そもそも架空の探偵が解明していく事件は、もっぱら殺人事件と相場が決まっており、探偵の現れる場所は必ず殺人事件現場という、現実的にはありえない状況で満たされています。

現実の私立探偵や興信所の業務といえば、そのほとんどは殺人に関わるものというより、依頼を受け、対象者の身辺を調査するという任務となっています。
それらは聞き込み調査、尾行調査や素行調査といった、およそ地道で地味なものがほとんどであり、架空の探偵とのイメージの乖離があります。

日本の探偵業の歴史は、探偵小説と同様、世界的に見ても古くから始まっており、その始まりは1891年、当時の朝日新聞に「帝國探明會」という探偵会社が広告を出したところから確認されています。
一方の探偵小説の始まりは、江戸川乱歩による1924年の作品「D坂の殺人事件」に登場する名探偵・明智小五郎が最初の探偵であると言われています。

現実の探偵との違い

では現実の私立探偵による仕事内容には、一体いかなるものがあるのか、見ていきたいと思います。
簡単に列挙していくと、次のようなものがあります。

既に取り上げた、聞き込み調査、尾行調査、素行調査のほか、犯罪調査、浮気調査、行方調査、情報調査。他には盗聴器の発見任務や、真贋の鑑定などの仕事があります。

尾行調査については、テレビドラマなどですでにお馴染みの任務になっているので、尾行調査がどんなものかを説明する必要はないかもしれません。対象者の後をつけて、何処へ行った、何をした、誰と合ったかを調べて報告するのが尾行調査です。
素行調査は対象者が日頃何をしているか、人間関係と日常的な行動パターンを調べるものです。素行調査の結果により、問題解決の糸口を得ることになります。

尾行調査や素行調査などあらゆる調査は、捜査対象者に気づかれないようにする必要があり、素行調査や尾行調査は、綿密な計画の元で実施されます。もしかしたら貴方自身も、誰かの依頼によって、探偵による尾行調査や素行調査を、すでに受けてしまっているのかもしれません。
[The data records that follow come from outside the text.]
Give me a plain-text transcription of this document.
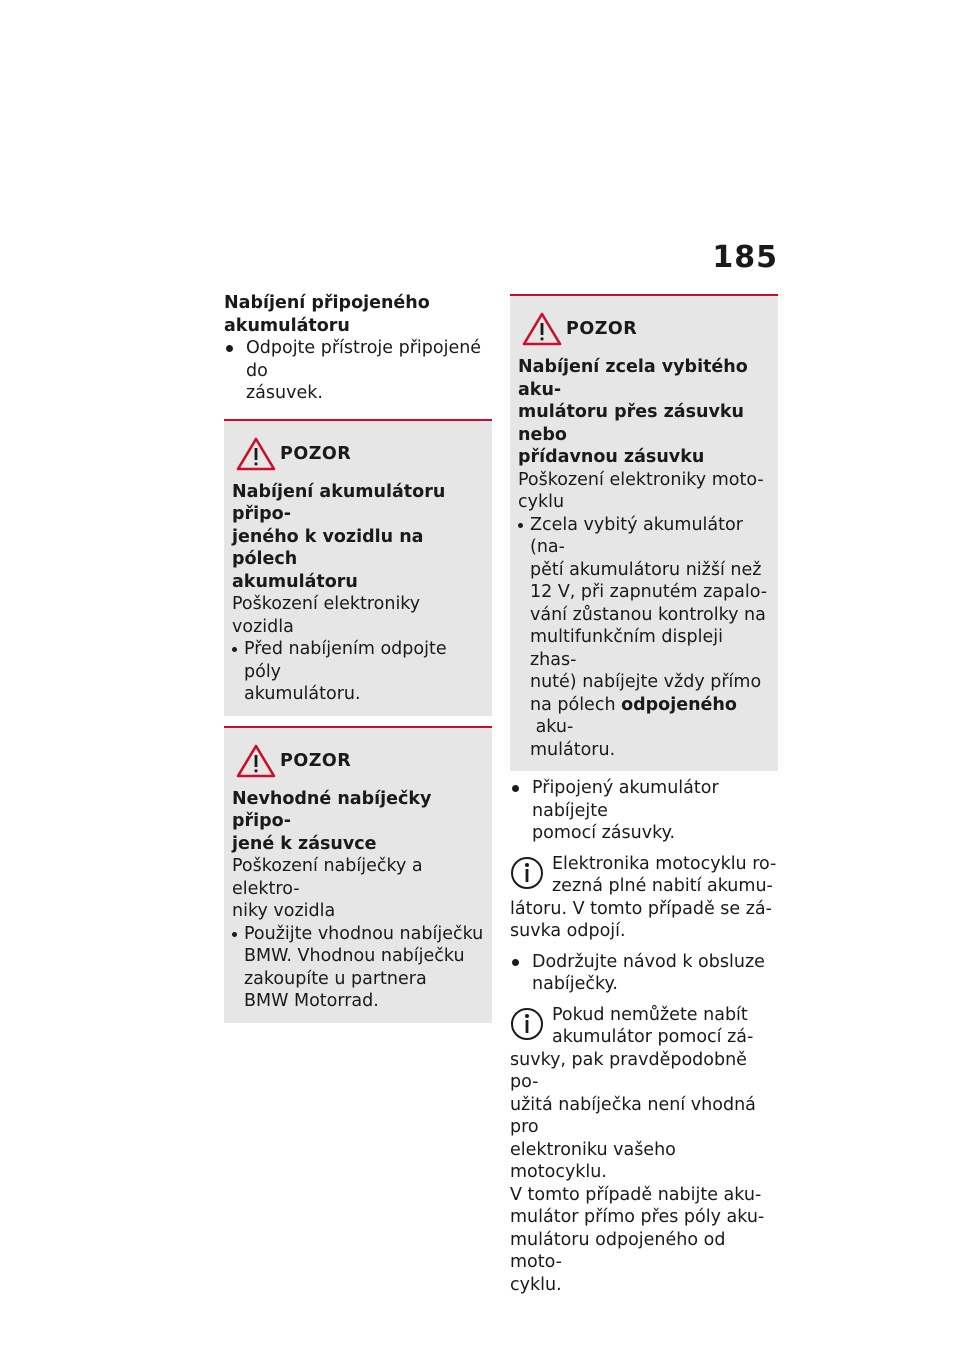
185
Nabíjení připojeného
akumulátoru
Odpojte přístroje připojené do
zásuvek.
POZOR
Nabíjení akumulátoru připo-
jeného k vozidlu na pólech
akumulátoru
Poškození elektroniky vozidla
Před nabíjením odpojte póly
akumulátoru.
POZOR
Nevhodné nabíječky připo-
jené k zásuvce
Poškození nabíječky a elektro-
niky vozidla
Použijte vhodnou nabíječku
BMW. Vhodnou nabíječku
zakoupíte u partnera
BMW Motorrad.
POZOR
Nabíjení zcela vybitého aku-
mulátoru přes zásuvku nebo
přídavnou zásuvku
Poškození elektroniky moto-
cyklu
Zcela vybitý akumulátor (na-
pětí akumulátoru nižší než
12 V, při zapnutém zapalo-
vání zůstanou kontrolky na
multifunkčním displeji zhas-
nuté) nabíjejte vždy přímo
na pólech odpojeného aku-
mulátoru.
Připojený akumulátor nabíjejte
pomocí zásuvky.
Elektronika motocyklu ro-
zezná plné nabití akumu-
látoru. V tomto případě se zá-
suvka odpojí.
Dodržujte návod k obsluze
nabíječky.
Pokud nemůžete nabít
akumulátor pomocí zá-
suvky, pak pravděpodobně po-
užitá nabíječka není vhodná pro
elektroniku vašeho motocyklu.
V tomto případě nabijte aku-
mulátor přímo přes póly aku-
mulátoru odpojeného od moto-
cyklu.
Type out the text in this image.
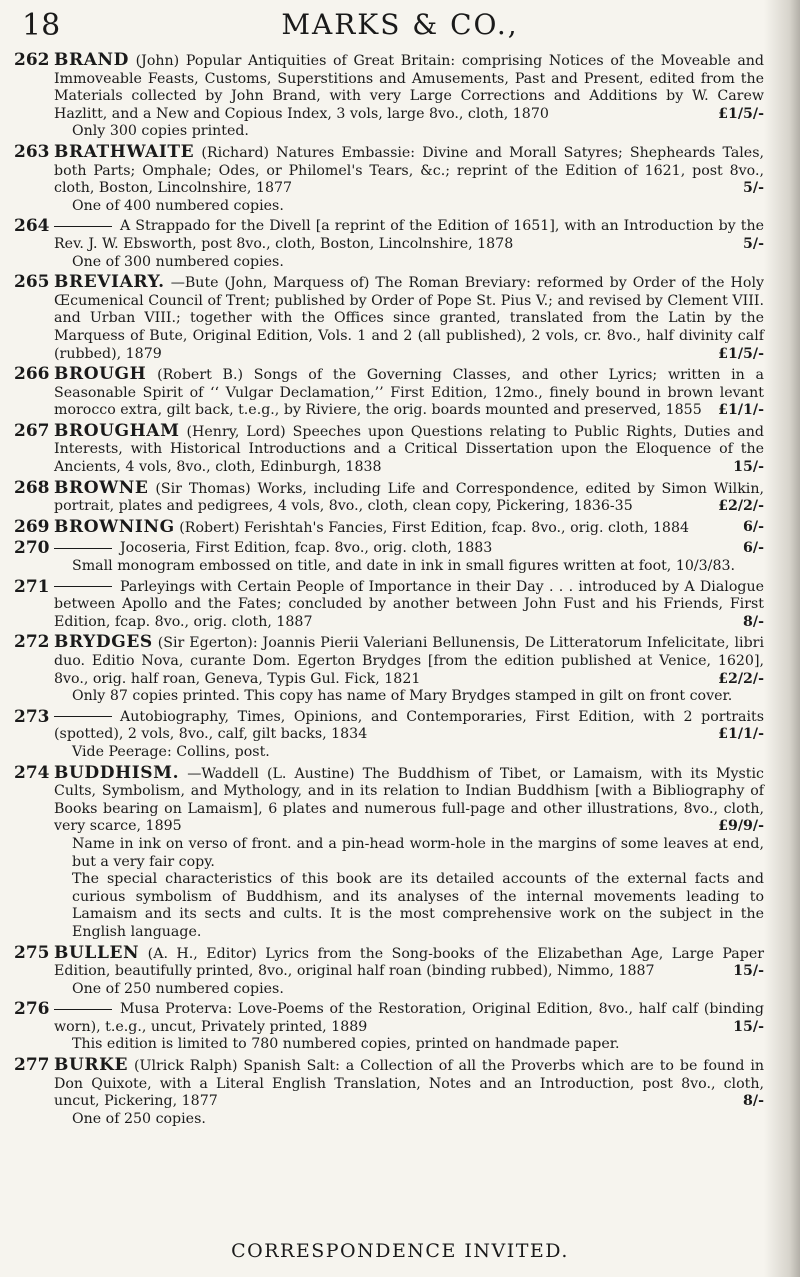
18	MARKS & CO.,
262 BRAND (John) Popular Antiquities of Great Britain: comprising Notices of the Moveable and Immoveable Feasts, Customs, Superstitions and Amusements, Past and Present, edited from the Materials collected by John Brand, with very Large Corrections and Additions by W. Carew Hazlitt, and a New and Copious Index, 3 vols, large 8vo., cloth, 1870	£1/5/-
Only 300 copies printed.
263 BRATHWAITE (Richard) Natures Embassie: Divine and Morall Satyres; Shepheards Tales, both Parts; Omphale; Odes, or Philomel's Tears, &c.; reprint of the Edition of 1621, post 8vo., cloth, Boston, Lincolnshire, 1877	5/-
One of 400 numbered copies.
264	A Strappado for the Divell [a reprint of the Edition of 1651], with an Introduction by the Rev. J. W. Ebsworth, post 8vo., cloth, Boston, Lincolnshire, 1878	5/-
One of 300 numbered copies.
265 BREVIARY. —Bute (John, Marquess of) The Roman Breviary: reformed by Order of the Holy Œcumenical Council of Trent; published by Order of Pope St. Pius V.; and revised by Clement VIII. and Urban VIII.; together with the Offices since granted, translated from the Latin by the Marquess of Bute, Original Edition, Vols. 1 and 2 (all published), 2 vols, cr. 8vo., half divinity calf (rubbed), 1879	£1/5/-
266 BROUGH (Robert B.) Songs of the Governing Classes, and other Lyrics; written in a Seasonable Spirit of ‘‘ Vulgar Declamation,’’ First Edition, 12mo., finely bound in brown levant morocco extra, gilt back, t.e.g., by Riviere, the orig. boards mounted and preserved, 1855 £1/1/-
267 BROUGHAM (Henry, Lord) Speeches upon Questions relating to Public Rights, Duties and Interests, with Historical Introductions and a Critical Dissertation upon the Eloquence of the Ancients, 4 vols, 8vo., cloth, Edinburgh, 1838	15/-
268 BROWNE (Sir Thomas) Works, including Life and Correspondence, edited by Simon Wilkin, portrait, plates and pedigrees, 4 vols, 8vo., cloth, clean copy, Pickering, 1836-35	£2/2/-
269 BROWNING (Robert) Ferishtah's Fancies, First Edition, fcap. 8vo., orig. cloth, 1884	6/-
270	Jocoseria, First Edition, fcap. 8vo., orig. cloth, 1883	6/-
Small monogram embossed on title, and date in ink in small figures written at foot, 10/3/83.
271	Parleyings with Certain People of Importance in their Day . . . introduced by A Dialogue between Apollo and the Fates; concluded by another between John Fust and his Friends, First Edition, fcap. 8vo., orig. cloth, 1887	8/-
272 BRYDGES (Sir Egerton): Joannis Pierii Valeriani Bellunensis, De Litteratorum Infelicitate, libri duo. Editio Nova, curante Dom. Egerton Brydges [from the edition published at Venice, 1620], 8vo., orig. half roan, Geneva, Typis Gul. Fick, 1821	£2/2/-
Only 87 copies printed. This copy has name of Mary Brydges stamped in gilt on front cover.
273	Autobiography, Times, Opinions, and Contemporaries, First Edition, with 2 portraits (spotted), 2 vols, 8vo., calf, gilt backs, 1834	£1/1/-
Vide Peerage: Collins, post.
274 BUDDHISM. —Waddell (L. Austine) The Buddhism of Tibet, or Lamaism, with its Mystic Cults, Symbolism, and Mythology, and in its relation to Indian Buddhism [with a Bibliography of Books bearing on Lamaism], 6 plates and numerous full-page and other illustrations, 8vo., cloth, very scarce, 1895	£9/9/-
Name in ink on verso of front. and a pin-head worm-hole in the margins of some leaves at end, but a very fair copy.
The special characteristics of this book are its detailed accounts of the external facts and curious symbolism of Buddhism, and its analyses of the internal movements leading to Lamaism and its sects and cults. It is the most comprehensive work on the subject in the English language.
275 BULLEN (A. H., Editor) Lyrics from the Song-books of the Elizabethan Age, Large Paper Edition, beautifully printed, 8vo., original half roan (binding rubbed), Nimmo, 1887	15/-
One of 250 numbered copies.
276	Musa Proterva: Love-Poems of the Restoration, Original Edition, 8vo., half calf (binding worn), t.e.g., uncut, Privately printed, 1889	15/-
This edition is limited to 780 numbered copies, printed on handmade paper.
277 BURKE (Ulrick Ralph) Spanish Salt: a Collection of all the Proverbs which are to be found in Don Quixote, with a Literal English Translation, Notes and an Introduction, post 8vo., cloth, uncut, Pickering, 1877	8/-
One of 250 copies.
CORRESPONDENCE INVITED.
テレビでは盗聴器を発見する番組がたびたび放送されており、盗聴器発見調査を行うのは私立探偵、興信所、専門調査会社の人間たちです。最近の盗聴器は過去の製品にくらべて、非常に精巧にできており、一見しては盗聴器とは分からないものが市販されるようになっています。それらを電波の受信により見分け、発見するのも探偵の任務の一つとなっています。

夫の浮気調査や素行調査・尾行調査など全て興信所の調査は、人権やプライバシーに関わるものであり、そのあたりの配慮も重要になってきます。

以上のようにざっと見渡しても、警察のお偉方と並んで仲良く、殺人事件の推理と解明をするという、一般人が想像する、探偵が最も得意とする筈の殺人事件解決に関わる仕事が、無いということになります。

では、殺人事件に探偵が関わることは、絶対に無いと言い切れるのでしょうか?
残念ながら現在の探偵は、あくまでも一般人であるため、警察による捜査の協力依頼が無い限りは、表向きは殺人事件に首をつっこむことが出来ないようです。

ただし、行方不明事件といった、行方不明者がすでに何らかの理由で死亡している可能性が高い事案の場合、真正面から人の死に直面し、事件の解決に関わることにはなってきます。

行方不明者が行方不明になった理由が明らかな殺人事件だった場合、私立探偵たちは架空の名探偵さながらに殺人事件の推理を行うことがあるかもしれません。